Xenia Dürr, Foto Satin, 70x50 cm, Berlin, 2019
Auf dem Foto ist eine weiße, weiblich* gelesene Person mit dunklen kurzen Haaren, dunklen Augen, schwarzer Kleidung und einer feinen, dunklen Halskette, deren Anhänger vom Shirt verdeckt wird, zu sehen. Sie sitzt auf einem Stuhl vor einem schwarzen Hintergrund. Sie blickt gequält in die Kamera. Ihre Hände hält sie nach oben auf Höhe des Gesichts. Weiße Waschlappen sind über ihre Hände gesteckt und mit schwarzen Bändern zugebunden. Aus jedem Waschlappen rinnt eine feine Blutbahn.
Gebärdensprache als verbotene „Affensprache“
Kollektive Traumata.
Wir tragen Narben.
In unseren Händen.
In unserer Seele.
Wir tragen Narben.
Traumata. Kollektiv.
Xenia Dürr, Foto Satin, 100x70 cm, Berlin, 2019
Es ist eine weiße Person von der Seite zu sehen.
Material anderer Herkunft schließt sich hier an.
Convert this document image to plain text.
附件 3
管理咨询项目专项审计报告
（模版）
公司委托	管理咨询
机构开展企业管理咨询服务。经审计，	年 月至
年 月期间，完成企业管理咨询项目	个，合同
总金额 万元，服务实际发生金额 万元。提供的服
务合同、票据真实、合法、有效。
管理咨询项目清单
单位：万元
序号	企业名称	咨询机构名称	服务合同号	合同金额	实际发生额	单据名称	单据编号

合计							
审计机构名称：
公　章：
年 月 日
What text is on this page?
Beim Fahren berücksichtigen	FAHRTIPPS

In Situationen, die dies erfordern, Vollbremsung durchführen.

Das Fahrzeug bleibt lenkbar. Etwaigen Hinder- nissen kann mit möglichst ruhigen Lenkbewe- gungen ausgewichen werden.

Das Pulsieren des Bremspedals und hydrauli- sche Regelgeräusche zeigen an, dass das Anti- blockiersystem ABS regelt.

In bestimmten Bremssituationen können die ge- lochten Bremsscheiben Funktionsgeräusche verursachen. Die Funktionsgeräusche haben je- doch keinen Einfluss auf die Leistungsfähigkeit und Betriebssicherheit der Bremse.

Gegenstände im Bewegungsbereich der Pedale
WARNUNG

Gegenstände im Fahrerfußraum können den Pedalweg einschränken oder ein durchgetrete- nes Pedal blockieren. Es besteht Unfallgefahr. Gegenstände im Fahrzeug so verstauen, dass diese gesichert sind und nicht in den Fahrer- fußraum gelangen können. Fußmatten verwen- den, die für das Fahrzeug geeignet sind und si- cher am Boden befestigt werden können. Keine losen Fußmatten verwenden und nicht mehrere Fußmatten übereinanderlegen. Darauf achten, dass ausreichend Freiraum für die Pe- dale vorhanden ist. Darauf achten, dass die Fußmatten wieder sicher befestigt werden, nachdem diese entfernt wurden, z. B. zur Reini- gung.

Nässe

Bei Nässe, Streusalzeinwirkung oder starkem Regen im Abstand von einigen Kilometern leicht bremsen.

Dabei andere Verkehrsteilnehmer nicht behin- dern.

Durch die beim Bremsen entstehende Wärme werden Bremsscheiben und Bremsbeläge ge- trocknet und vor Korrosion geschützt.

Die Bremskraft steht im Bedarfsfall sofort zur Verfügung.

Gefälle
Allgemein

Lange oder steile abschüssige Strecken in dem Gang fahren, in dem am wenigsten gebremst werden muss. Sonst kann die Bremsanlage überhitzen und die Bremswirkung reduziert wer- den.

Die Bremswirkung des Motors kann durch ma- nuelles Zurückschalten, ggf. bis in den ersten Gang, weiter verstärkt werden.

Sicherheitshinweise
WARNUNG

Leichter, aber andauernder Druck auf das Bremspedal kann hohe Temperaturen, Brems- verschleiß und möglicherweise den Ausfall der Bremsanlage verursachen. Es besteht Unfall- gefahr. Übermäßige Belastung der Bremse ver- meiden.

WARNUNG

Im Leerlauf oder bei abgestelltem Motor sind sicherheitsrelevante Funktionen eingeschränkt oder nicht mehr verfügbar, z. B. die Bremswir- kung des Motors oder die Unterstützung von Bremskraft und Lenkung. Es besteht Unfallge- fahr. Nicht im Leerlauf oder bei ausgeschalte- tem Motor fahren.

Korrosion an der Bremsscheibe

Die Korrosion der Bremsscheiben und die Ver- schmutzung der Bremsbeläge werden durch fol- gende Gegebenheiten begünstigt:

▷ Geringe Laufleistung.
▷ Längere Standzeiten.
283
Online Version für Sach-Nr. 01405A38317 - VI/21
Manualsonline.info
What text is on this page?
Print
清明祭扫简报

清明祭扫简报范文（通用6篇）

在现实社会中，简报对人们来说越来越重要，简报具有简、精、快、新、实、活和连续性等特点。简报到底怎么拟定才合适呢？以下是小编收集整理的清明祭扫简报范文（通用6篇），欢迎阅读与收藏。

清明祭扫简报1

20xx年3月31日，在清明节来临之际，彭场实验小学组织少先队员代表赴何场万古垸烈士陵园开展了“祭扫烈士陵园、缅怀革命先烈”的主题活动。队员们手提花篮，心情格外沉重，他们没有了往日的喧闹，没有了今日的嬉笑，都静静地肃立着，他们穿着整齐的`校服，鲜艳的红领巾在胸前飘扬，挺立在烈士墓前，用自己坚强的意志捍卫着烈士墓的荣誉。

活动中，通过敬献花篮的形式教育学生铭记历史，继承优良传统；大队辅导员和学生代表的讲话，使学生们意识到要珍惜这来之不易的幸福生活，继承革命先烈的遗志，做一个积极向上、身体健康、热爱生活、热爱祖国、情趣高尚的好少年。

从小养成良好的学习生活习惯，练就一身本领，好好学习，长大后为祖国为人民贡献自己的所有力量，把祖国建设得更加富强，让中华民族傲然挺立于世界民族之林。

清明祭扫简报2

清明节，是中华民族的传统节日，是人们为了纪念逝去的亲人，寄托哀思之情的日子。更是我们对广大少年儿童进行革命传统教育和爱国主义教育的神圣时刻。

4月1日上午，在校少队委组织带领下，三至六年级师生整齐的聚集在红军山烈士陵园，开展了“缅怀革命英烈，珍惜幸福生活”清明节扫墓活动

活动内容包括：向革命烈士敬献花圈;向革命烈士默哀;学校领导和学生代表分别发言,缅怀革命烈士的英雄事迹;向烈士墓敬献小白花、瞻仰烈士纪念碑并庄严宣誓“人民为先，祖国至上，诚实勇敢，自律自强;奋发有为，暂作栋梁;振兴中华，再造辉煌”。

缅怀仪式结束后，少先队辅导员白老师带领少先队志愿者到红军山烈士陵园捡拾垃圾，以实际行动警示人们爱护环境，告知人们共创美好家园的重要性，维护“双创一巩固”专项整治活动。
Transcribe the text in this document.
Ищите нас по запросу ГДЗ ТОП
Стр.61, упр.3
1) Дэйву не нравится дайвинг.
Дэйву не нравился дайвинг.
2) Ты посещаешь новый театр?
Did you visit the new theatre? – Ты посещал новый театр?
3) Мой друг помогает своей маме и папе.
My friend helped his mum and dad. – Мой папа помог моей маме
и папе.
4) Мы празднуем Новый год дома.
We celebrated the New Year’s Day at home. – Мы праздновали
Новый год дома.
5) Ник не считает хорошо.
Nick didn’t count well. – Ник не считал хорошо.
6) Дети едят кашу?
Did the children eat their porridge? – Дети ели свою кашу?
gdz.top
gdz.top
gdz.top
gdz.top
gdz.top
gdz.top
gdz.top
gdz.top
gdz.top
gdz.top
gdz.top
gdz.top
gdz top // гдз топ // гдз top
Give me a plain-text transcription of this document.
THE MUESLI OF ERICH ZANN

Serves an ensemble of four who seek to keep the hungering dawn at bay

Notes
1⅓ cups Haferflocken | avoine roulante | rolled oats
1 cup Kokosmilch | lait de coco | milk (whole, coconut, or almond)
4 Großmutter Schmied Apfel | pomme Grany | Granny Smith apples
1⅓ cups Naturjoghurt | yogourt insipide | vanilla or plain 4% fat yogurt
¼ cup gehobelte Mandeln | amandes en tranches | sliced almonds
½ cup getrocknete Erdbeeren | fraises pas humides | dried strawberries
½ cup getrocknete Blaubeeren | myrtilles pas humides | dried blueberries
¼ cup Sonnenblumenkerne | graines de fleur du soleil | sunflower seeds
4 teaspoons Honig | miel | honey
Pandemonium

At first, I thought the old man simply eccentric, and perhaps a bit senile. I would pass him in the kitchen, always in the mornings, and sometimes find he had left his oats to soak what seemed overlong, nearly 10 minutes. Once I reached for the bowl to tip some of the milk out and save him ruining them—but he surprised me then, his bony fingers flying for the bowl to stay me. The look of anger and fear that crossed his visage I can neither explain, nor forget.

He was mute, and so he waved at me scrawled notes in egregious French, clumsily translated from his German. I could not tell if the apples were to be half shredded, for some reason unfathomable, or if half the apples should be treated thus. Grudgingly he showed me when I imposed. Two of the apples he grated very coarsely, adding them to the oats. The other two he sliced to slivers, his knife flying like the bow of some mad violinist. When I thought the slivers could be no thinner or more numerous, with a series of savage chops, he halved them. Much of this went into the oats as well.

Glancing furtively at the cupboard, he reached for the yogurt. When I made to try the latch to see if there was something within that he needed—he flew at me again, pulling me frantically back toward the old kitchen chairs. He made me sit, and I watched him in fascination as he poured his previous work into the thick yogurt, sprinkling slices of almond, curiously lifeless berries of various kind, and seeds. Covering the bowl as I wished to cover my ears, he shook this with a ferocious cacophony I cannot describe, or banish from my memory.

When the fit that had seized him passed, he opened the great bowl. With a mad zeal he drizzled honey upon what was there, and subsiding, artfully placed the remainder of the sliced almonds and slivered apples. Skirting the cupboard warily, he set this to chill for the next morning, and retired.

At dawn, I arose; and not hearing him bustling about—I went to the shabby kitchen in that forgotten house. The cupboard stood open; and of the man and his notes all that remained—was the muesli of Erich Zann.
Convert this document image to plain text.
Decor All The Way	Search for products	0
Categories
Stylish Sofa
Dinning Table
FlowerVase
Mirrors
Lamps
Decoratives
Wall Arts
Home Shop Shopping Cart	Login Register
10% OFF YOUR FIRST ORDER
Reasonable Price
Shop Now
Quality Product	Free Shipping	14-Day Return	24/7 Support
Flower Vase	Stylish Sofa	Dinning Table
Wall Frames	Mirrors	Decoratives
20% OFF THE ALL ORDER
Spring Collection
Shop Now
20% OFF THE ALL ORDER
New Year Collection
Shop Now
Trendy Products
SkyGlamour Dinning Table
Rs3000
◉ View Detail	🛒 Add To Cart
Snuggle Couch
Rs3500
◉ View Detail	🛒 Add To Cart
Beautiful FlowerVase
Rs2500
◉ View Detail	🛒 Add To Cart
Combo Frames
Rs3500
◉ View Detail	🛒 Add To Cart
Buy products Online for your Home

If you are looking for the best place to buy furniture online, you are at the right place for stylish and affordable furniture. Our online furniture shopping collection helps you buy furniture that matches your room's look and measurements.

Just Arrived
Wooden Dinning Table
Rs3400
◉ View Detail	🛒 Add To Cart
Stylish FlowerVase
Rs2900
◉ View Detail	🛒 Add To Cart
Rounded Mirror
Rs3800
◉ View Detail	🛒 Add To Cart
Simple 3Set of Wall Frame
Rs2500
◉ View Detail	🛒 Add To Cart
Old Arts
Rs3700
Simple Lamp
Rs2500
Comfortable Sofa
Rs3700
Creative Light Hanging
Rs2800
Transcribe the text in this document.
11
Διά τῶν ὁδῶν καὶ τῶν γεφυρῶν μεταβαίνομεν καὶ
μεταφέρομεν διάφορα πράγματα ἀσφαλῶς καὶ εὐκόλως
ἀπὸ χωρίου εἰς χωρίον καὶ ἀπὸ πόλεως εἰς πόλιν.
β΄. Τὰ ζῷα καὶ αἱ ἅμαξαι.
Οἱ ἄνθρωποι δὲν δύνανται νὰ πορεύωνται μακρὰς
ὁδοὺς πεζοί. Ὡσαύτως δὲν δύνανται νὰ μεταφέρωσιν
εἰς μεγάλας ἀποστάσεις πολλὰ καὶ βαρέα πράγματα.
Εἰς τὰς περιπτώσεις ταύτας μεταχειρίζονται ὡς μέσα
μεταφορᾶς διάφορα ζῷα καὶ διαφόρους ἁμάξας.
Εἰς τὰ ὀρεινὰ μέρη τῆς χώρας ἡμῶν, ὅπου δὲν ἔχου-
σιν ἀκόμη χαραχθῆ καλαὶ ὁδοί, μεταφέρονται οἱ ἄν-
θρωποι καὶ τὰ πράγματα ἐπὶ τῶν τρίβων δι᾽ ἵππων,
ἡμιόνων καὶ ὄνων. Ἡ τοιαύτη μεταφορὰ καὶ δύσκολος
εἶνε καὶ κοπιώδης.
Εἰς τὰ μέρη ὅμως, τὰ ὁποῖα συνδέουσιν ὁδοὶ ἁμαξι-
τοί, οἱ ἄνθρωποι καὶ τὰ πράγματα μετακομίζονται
Der Hintergrund ist dunkel und verschluckt die Person fast. Sie sitzt vor einem alten schmalen Tisch, wie in einer Schule. Es fallen helle Schattierungen auf die Arme, Hände und dem Kopf. Der Oberkörper ist fast nicht zu erkennen. Ihre Arme sind nach vorne auf den Tisch gestreckt und ihr Kopf von einer Affenmaske umgestülpt hängt nach unten. Die Hände liegen flach auf der Tischplatte und sind jeweils mit Nägeln auf der Platte festgeschlagen. Die Hände bluten.